I'm not quite sure when the Shrek franchise started to tell the story of my life. Not in 1 or two, clearly (I haven't rescued many princesses or defeated any evil fairy godmothers), but somewhere in Shrek 3, about the moment when Fiona is yelling out to Shrek on the boat leaving the harbor, the movies began to get too close to home. Painful, incapacitating anxiety about fatherhood? Yep, got that one. Nightmares about vomiting babies? That too. And then, Shrek 4. I'd seen it when it came out, right after Helena was born, but yesterday they had it on TV here in Brazil, and it hit hard.
The plot line is pretty amazingly complex, and I found myself explaining what was going on to Helena and her cousin more than a few times. Family is great for Shrek... except that all of those good parts repeat and repeat and repeat and repeat, ad nauseum. (Literally, in fact, given the tendency of the little ogres to throw up on their parents) Family life, for all of its charm, has become meaningless. Finally, Shrek explodes at a birthday party: he longs for his old life of adventure and violence, when the villagers would hunt him with pitchforks and he would destroy them with strength and fear.
Been there, done that. OK, not the nostalgia for violence and pitchforks, but in the first years that Helena was with us, I could only remember the wonder of climbing so high in the Andes that I couldn't breathe, hiding behind concrete walls in Medellín so that bullets wouldn't hit me; lonely nights camping in the jaguar preserves of Central America or hitching across northern Colombia with drug traffickers. From the outside, why would these sort of things inspire nostalgia? They seem as miserable as Shrek's lonely life in the swamp. But that kind of a life breeds stories worth telling. When you look back, it seems adventuresome and meaningful and special, while the day-to-day pleasures and pains of caring for a child, as wonderful as they are at that moment... they don't make for epic narrative. The Iliad, as far as I know, includes no scenes of changing diapers. Or of making faces at a baby and sharing a joyful first laugh.
Shrek thinks he has found a solution, or at least a break, when the evil Rumplestiltskin gives him the chance to go back to his old life in exchange for "one little day, one you don't even remember" of his life. That day, of course, is the day Shrek was born. By losing that day, all of history will change, and Rumplestiltskin will be king. Shrek has to re-conquer Fiona, overcome the evil King... but the more important struggle is to see that "You don't know what you got till it's gone." Only from the outside, from the perspective of loss, can he see the wonder of his family. And, in the process, the experience becomes a story, worthy of being told, being filmed, being proud of.
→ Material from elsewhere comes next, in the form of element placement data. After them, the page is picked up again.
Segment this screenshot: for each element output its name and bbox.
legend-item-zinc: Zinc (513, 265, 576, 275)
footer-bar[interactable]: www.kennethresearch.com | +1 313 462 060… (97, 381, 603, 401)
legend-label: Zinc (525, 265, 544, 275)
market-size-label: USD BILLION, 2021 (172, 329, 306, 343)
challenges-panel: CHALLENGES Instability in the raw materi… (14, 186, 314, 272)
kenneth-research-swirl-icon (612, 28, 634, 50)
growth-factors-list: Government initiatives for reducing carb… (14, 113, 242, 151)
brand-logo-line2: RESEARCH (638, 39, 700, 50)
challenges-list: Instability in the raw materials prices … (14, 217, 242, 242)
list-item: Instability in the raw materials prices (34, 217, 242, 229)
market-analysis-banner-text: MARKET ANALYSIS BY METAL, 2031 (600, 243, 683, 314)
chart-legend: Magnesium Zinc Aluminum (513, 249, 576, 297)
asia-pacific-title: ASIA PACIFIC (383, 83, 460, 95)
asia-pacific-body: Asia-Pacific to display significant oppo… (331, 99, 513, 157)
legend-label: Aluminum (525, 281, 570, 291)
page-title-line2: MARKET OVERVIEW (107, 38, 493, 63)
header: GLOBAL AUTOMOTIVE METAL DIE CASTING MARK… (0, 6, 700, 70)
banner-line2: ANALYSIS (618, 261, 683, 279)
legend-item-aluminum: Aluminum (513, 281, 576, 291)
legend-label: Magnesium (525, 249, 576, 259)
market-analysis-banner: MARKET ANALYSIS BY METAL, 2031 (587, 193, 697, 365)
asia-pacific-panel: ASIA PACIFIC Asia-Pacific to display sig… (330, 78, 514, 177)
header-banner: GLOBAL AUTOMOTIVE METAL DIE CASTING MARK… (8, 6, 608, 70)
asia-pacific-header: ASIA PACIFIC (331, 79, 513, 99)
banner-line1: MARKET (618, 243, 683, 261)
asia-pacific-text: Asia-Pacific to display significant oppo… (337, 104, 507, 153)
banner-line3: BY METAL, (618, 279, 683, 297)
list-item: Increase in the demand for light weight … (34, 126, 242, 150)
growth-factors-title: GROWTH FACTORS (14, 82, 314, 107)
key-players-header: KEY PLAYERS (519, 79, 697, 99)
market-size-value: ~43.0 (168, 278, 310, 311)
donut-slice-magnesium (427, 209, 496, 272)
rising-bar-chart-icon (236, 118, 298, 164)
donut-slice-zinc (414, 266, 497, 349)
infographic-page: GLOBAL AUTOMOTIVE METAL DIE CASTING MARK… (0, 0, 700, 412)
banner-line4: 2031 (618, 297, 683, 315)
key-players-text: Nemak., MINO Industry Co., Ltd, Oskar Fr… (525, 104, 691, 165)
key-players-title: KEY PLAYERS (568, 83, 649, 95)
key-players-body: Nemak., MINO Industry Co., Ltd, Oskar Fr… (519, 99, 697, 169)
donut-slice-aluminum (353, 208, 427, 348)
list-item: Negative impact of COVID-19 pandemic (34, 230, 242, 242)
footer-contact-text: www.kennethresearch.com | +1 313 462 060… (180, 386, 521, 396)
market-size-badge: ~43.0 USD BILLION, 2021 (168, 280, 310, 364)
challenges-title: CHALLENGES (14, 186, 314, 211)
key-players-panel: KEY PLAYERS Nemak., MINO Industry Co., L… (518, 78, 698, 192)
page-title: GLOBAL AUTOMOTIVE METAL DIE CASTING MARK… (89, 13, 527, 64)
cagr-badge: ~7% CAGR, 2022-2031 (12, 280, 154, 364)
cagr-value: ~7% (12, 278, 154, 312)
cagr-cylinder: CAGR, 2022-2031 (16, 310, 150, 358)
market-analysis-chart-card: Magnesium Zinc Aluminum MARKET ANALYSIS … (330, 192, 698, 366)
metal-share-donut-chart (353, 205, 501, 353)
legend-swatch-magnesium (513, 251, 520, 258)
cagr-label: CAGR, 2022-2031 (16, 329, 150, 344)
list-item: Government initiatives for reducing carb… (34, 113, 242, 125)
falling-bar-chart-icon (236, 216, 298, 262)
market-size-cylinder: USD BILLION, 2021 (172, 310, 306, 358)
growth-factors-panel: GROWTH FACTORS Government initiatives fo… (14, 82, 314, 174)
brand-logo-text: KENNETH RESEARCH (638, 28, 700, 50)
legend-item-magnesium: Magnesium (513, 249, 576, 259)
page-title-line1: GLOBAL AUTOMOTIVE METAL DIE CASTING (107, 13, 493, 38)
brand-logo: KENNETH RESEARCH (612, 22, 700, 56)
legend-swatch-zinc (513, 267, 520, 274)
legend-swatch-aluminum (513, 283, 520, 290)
Helena liked the movie. It's funny, it's well animated. But the moral of the story isn't for her. It's for me, and for fathers and mothers like me. A simple moral, I suppose (even an 80s heavy metal ballad I remember from hight school includes the lyric "You don't know what you got till it's gone" (followed, melodramatically by "Every cowboy sings the same, sad song"). But as a wonderful philosophy professor of mine once told me, "Truth of it is, most important things that philosophers say, everyone already knows them. Not clever, not worth a huge book and a tenured job. But we should still say them, again and again."